DMX controllable Linear Actuator

Hello-

I am looking for a linear actuator that is DMX controllable. I am hoping to simply plug it into my 12V DMX driver V+ and V-. I am imagining that I can program it to go back and forth on one ID. (For example set at 0 the actuator is at the left and 255 it is all the way on the right. The speed at which it travels is based on how slow I fade from 0-255. At 128 the actuator stops in the middle.) Is this realistic? Does something like this exist? Thank you in advance!

-Erwin

No idea if it exists, but it ought to, sounds very handy. Basically a big servo driven
from DMX512.

You can get DMX512 to RC-servo style interfaces, so you just need to add an actuator
which is servo-controlled I guess.

The overall vision is to have two 25 foot long (7.5m) pendulums that naturally swing from the ceiling of the theater. At the end of each pendulums there will be an RGBW LED rigged within a focusing mini flashlight.

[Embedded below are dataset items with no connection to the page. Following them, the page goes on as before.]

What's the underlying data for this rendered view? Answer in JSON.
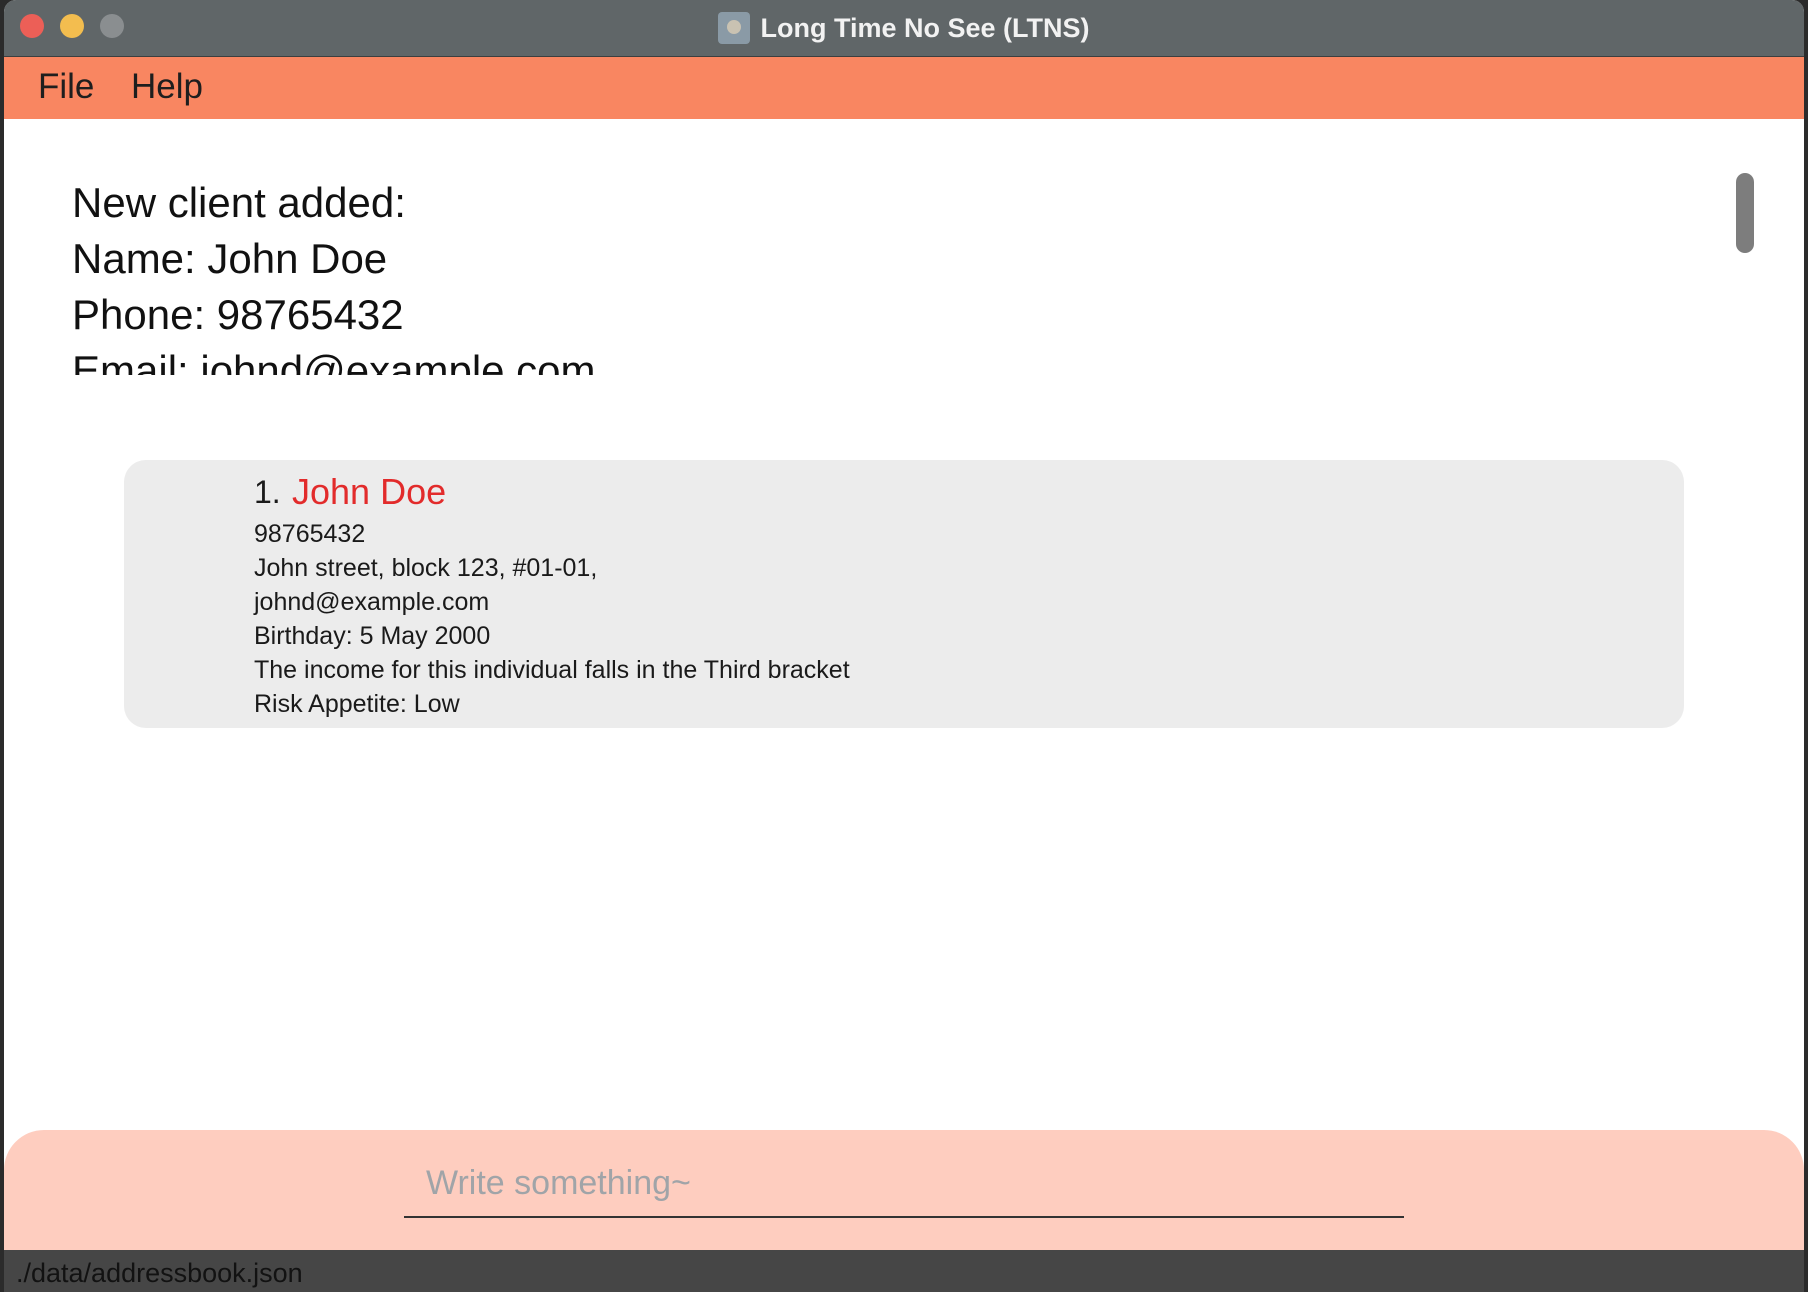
{
  "window": {
    "title": "Long Time No See (LTNS)"
  },
  "menu": {
    "items": [
      "File",
      "Help"
    ]
  },
  "result": {
    "lines": [
      "New client added:",
      "Name: John Doe",
      "Phone: 98765432",
      "Email: johnd@example.com"
    ]
  },
  "clients": [
    {
      "index": "1.",
      "name": "John Doe",
      "phone": "98765432",
      "address": "John street, block 123, #01-01,",
      "email": "johnd@example.com",
      "birthday": "Birthday: 5 May 2000",
      "income": "The income for this individual falls in the Third bracket",
      "risk": "Risk Appetite: Low"
    }
  ],
  "command": {
    "placeholder": "Write something~",
    "value": ""
  },
  "status": {
    "path": "./data/addressbook.json"
  },
  "colors": {
    "titlebar": "#606668",
    "menubar": "#f98661",
    "command_box": "#fecdbf",
    "client_name": "#e22b2b",
    "card_bg": "#ececec",
    "statusbar": "#464646"
  }
}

Building these pendulums as well as all of the wiring for the LED is easy and already complete. The LED will be controllable with a DMX controller. Now comes the tricky part for us. We would like to be able to control the swaying movements with the same DMX controller.

As of now we have 2 ideas for the swaying mechanism.

Idea 1: Linear actuator. If we use a liner actuator we will mount the pivot point of the pendulum onto the actuators carriage. By controlling the actuator back and forth at a rate just ahead of the natural frequency of the pendulum we will be able to swing it back and forth gradually building up momentum or slowing it down. We want it to be in sync with the lighting, so it would have to be able to accept DMX signal.

Idea 2: Stepper motor. With the stepper motor we would only mount a 3' (1m) arm onto the motor shaft. On the end of the arm we would mount the pivot point of the pendulum with a hinge. By controlling the stepper motor back and forth at a rate just ahead of the natural frequency of the pendulum we will be able to swing it back and forth gradually building up momentum or slowing it down. We want it to be in sync with the lighting, so it would have to be able to accept DMX signal. The stepper motor in this instance would need more torque than the linear actuator motor because it will have more leverage against its position. However, we are not sure how to go about identifying how much power our motor needs.

The pendulum will probably weigh no more than 10 lbs. If we go with a linear actuator it does not need much strength. We have calculated that the period of the natural frequency of a 25 ft. (7.5m) pendulum is about 5 seconds, therefore we will need a linear actuator to be fast enough to travel its stroke length in 2.5 seconds. We assume that we will need 6-12 inches of stroke length to provide the pendulum sway we are looking for. So we are looking at an approximate speed of 5in./sec. (127mm/sec.)

With both options we will want to be able to control the speed and frequency with our choreographed DMX program. This is a one time use so at this point we are looking for a system that is very affordable. We found individual DMX relay boards that communicate between DMX controller and motor, but they are like $300 each and we need one for each pendulum, and that doesn't even include hardware cost. We are looking for a complete solution for the mechanism and relay that costs hopefully less than $750 maybe more like $500 for both pendulums.

I think you need a compliant drive to influence the pendulum - apply a force, not a
position, or you'll just fight its natural momentum and have lots of issues. Have you
considered a spring from a large servo (or stepper motor with arm)? This will also
be the quietest method.

How big an influence do you want on the natural frequency of the pendulum?

You could also consider a low-friction motor directly driving the pivot in torque control
mode, but I think that probably needs a stupidly large motor to get the torque (and a gear
system is high friction).

Can you give us a report in how it turned out?